Posted by: Native Angeleno | May 03, 2011 at 10:54 AM
Funny thing about the US. Seems that the only people who are interested in what academics have to say are other academics. Maybe university-types should get their own reality TV shows.
I wonder what would have happened if big-mouth Donald Trump had said something about the UCLA geographers' paper.
Posted by: Mike | May 03, 2011 at 11:11 AM
Yep, knew it! It wasn't going to take UCLA long to somehow take credit for Bin Laden's capture and death... Now, if these Bruin cranks can only tract down the Easter Bunny...
Posted by: MICHAEL G | May 03, 2011 at 11:38 AM
Here come the "I told you so" people.
Give it up. If you made a credible arguement the administration would have listened to you.
Posted by: Michael B | May 03, 2011 at 11:46 AM
Good job UCLA Geographers!
Posted by: Jen | May 03, 2011 at 11:57 AM
I faintly remember the Times covering this a couple of years ago. It's remarkable how undergrads were given an opportunity to endeavor into such an important and salient topic. More remarkable is how accurate their model turned out to be.

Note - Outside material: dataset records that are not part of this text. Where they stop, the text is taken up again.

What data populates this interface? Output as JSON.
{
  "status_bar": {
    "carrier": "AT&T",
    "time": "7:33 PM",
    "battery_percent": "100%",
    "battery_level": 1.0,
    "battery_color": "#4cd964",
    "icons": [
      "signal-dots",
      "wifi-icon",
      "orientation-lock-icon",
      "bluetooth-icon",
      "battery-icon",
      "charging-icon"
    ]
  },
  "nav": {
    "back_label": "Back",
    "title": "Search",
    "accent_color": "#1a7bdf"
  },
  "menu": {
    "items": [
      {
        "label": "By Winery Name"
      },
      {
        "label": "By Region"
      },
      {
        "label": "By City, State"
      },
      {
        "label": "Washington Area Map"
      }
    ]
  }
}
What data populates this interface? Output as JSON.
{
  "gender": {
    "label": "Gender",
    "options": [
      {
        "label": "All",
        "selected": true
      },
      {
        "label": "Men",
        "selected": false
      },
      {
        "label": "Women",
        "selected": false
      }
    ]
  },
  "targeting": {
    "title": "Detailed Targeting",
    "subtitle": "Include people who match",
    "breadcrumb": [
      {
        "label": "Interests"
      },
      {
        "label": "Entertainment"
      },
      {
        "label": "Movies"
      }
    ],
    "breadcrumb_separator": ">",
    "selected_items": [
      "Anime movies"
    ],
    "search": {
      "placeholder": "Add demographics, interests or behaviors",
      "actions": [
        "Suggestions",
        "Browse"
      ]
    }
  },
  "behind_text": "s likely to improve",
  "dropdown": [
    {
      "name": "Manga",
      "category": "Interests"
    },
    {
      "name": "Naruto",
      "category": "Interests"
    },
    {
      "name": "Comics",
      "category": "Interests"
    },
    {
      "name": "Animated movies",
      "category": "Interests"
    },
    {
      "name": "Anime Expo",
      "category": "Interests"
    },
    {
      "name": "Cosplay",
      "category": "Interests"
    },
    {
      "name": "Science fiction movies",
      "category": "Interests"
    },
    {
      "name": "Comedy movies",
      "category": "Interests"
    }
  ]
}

And Californians still want to turn their state into a Nevada clone? We say we can't fund these universities??
Posted by: Da Maverick | May 03, 2011 at 11:59 AM
That's great, a team of students could pinpoint Osama but the world's most sophisticated military could not. You'd think that this report, along with a coordinated search effort with the Pakistani military could have yielded a capture a long time ago. I mean, how hard could it be to search large residential houses in one or two probable towns in Pakistan?
Posted by: Pete Sake | May 03, 2011 at 12:43 PM
Yeah well, at least UCLA students weren't spending their time having sex on campus building roof tops!!!
Posted by: Cosmo Kramer | May 03, 2011 at 02:06 PM
If you look at the maps on the original report, you will see that Abottabad actually fell more into the 80.9% category. It's easy for people to mock this type of analysis, but it is simply another method to add to an intelligence portfolio.
The reality is there were many people who believed he had been in Pakistan for many years, but we were basing it on hunches or our own data set. These folks used real data, probabilities, spatial analysis and other complex data sets to narrow down a probable target range.
This report was published in 2009. If the recommendations had been used in correlation with intelligence the UCLA crew did not have, maybe we would have cut a year off the time it took to get to Bin Laden.
I think the reason only intellectuals appreciate the work of intellectuals is they are the only ones with the ability to think beyond the bubble they live in. I am hoping if we keep pushing we can invite more people into the realm of the intellectual.